Das Geld der Neuen ist willkommen

Hermann aus der Kulturfabrik Lehrter Straße (KuFa) - hier nennen sich alle nur beim Vornamen - weiß schon, was er sich von den neuen Nachbarn aus der Heidestraße wünscht: „ihr Geld“. Mehr Publikum könnte der KuFa nicht schaden. Letztens erst hatte die niederländische Jazzsängerin Ilse Huizinga hier einen Auftritt: Darf man Hermann glauben, war es ein grandioser Abend – an dem leider nur sechs Gäste teilnahmen.

Hermann schaltet das Bühnenlicht nochmal an, spielt ein Stück von der Live-Aufnahme vor und zaubert damit ein bisschen Ilse zurück. Währenddessen erzählt er von der turbulenten Geschichte des Hauses, das 1911 für den Wertheim-Konzern erbaut wurde. Es beherbergte viele Facetten der Berliner Industrie, war Heeresfleischerei, Keksfabrik, Heimat für Steinmetzarbeiten und Konservendosen.

Von 1976 herrschte Stillstand bis sich 1991 Künstler, Anwohner und Studenten zu den Vereinen organisierten, die noch bis heute bestehen. 2011 feiert die KuFa 20jähriges Jubiläum. „Toleriert, akzeptiert, etabliert“, mit den drei Worten fasst Hermann die Entwicklung der letzten 20 Jahre zusammen. Die Kulturfabrik Moabit versammelt heute Kino, Party- und Konzertveranstalter, Theater und Werkstatt unter einem Dach und verspricht nicht nur ein spannendes Programm, sondern auch „kuscheliges Kiezgefühl“.

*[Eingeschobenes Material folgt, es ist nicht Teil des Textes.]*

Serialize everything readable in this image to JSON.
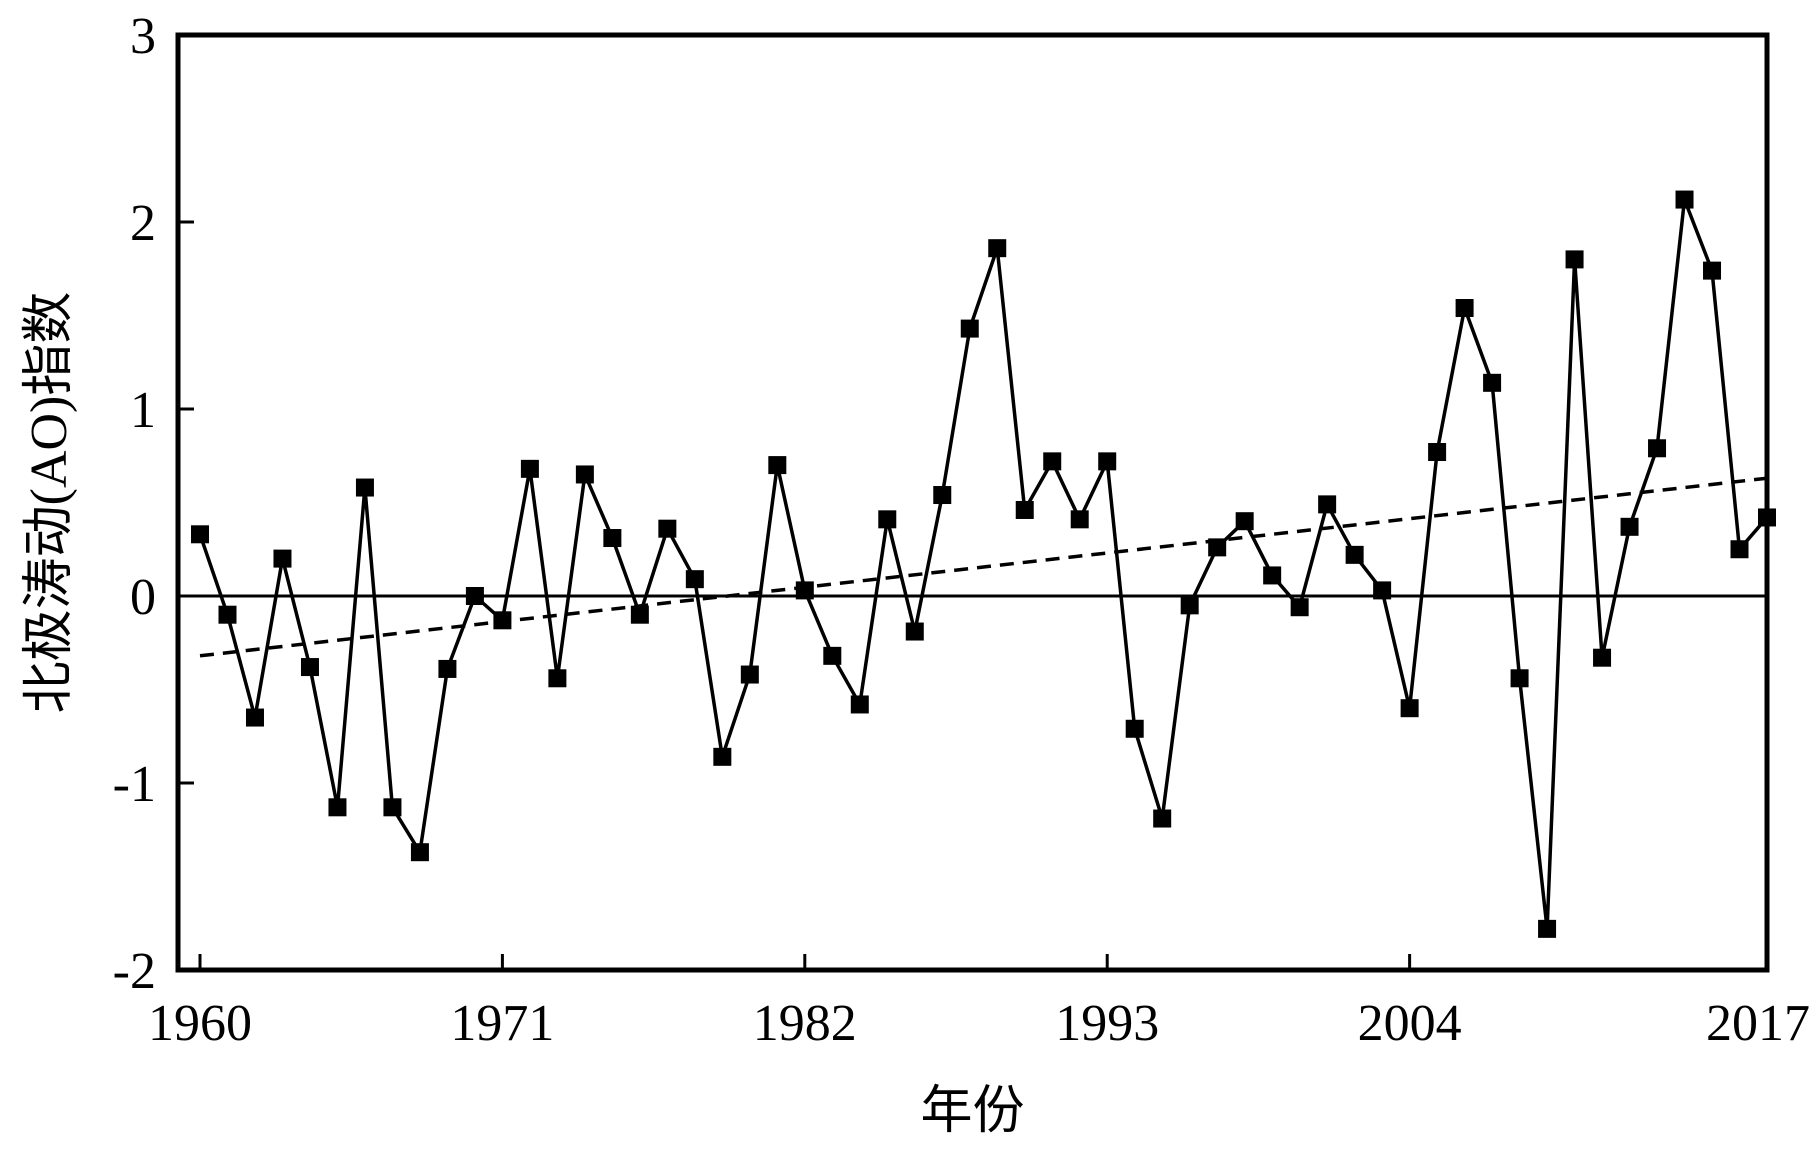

Speisen, Getränke, Mosaikkunst

Kuschelig ist es auf jeden Fall auch in dem Café „Herr der Schneider“, das erst in diesem Jahr in der Lehrter Straße 38 eröffnet hat. Der Inhaber, Barbaros Asan, lebt schon seit über 30 Jahren im Kiez und bietet neben Speisen und Getränken Mosaikkunst an.

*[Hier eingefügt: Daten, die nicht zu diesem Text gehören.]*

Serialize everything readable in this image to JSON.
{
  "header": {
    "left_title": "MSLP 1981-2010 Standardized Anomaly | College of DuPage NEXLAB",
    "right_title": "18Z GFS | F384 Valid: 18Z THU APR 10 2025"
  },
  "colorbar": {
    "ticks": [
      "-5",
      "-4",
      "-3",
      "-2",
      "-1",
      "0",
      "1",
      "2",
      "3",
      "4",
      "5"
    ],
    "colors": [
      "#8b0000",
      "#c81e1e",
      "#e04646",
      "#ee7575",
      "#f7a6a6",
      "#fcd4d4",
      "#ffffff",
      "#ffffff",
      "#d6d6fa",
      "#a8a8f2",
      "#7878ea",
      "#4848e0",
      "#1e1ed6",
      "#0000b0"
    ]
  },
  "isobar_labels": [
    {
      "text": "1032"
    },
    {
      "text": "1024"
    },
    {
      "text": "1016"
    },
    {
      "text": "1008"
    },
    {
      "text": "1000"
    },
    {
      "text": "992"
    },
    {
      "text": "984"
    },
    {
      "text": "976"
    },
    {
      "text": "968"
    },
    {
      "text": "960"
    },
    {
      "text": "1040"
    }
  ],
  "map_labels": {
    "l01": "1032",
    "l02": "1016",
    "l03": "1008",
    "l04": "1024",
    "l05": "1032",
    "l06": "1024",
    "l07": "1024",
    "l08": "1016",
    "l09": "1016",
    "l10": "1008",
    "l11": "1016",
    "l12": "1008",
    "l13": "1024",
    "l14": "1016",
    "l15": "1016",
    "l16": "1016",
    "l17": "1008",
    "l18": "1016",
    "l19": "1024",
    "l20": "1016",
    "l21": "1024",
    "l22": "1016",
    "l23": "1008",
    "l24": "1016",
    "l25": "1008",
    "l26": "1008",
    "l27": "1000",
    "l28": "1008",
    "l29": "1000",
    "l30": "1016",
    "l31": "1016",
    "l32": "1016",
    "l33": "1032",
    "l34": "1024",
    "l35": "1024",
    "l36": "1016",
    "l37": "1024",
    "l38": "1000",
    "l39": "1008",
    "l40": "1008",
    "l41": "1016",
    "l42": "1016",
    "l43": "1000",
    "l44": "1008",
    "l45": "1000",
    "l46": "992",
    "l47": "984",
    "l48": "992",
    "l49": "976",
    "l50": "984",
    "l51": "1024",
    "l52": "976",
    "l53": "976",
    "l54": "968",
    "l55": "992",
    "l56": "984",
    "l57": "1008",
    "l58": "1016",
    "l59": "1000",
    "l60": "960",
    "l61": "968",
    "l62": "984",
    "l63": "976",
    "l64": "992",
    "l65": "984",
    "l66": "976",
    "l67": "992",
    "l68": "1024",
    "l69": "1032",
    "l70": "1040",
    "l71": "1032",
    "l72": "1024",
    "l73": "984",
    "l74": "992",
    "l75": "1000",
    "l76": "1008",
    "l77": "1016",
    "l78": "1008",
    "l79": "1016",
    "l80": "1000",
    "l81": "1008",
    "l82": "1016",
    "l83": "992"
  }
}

Auch das Café „Herr der Schneider“ steht für die Vielfalt im Kiez: Es kommen islamische Gäste nach dem Besuch in der Sultan-Ahmet-Moschee nebenan, ebenso wie Künstler des Werkhofs in der Lehrter Straße 57, die Mitarbeiter des Arbeitsamts an der Straßenecke oder Jugendliche aus der Gegend.

Vor dem Laden stehen zwei Spiegel mit bunten Rahmen: Einer mit weißem Halbmond auf rotem Grund. Der andere schwarz-rot-gold gestreift.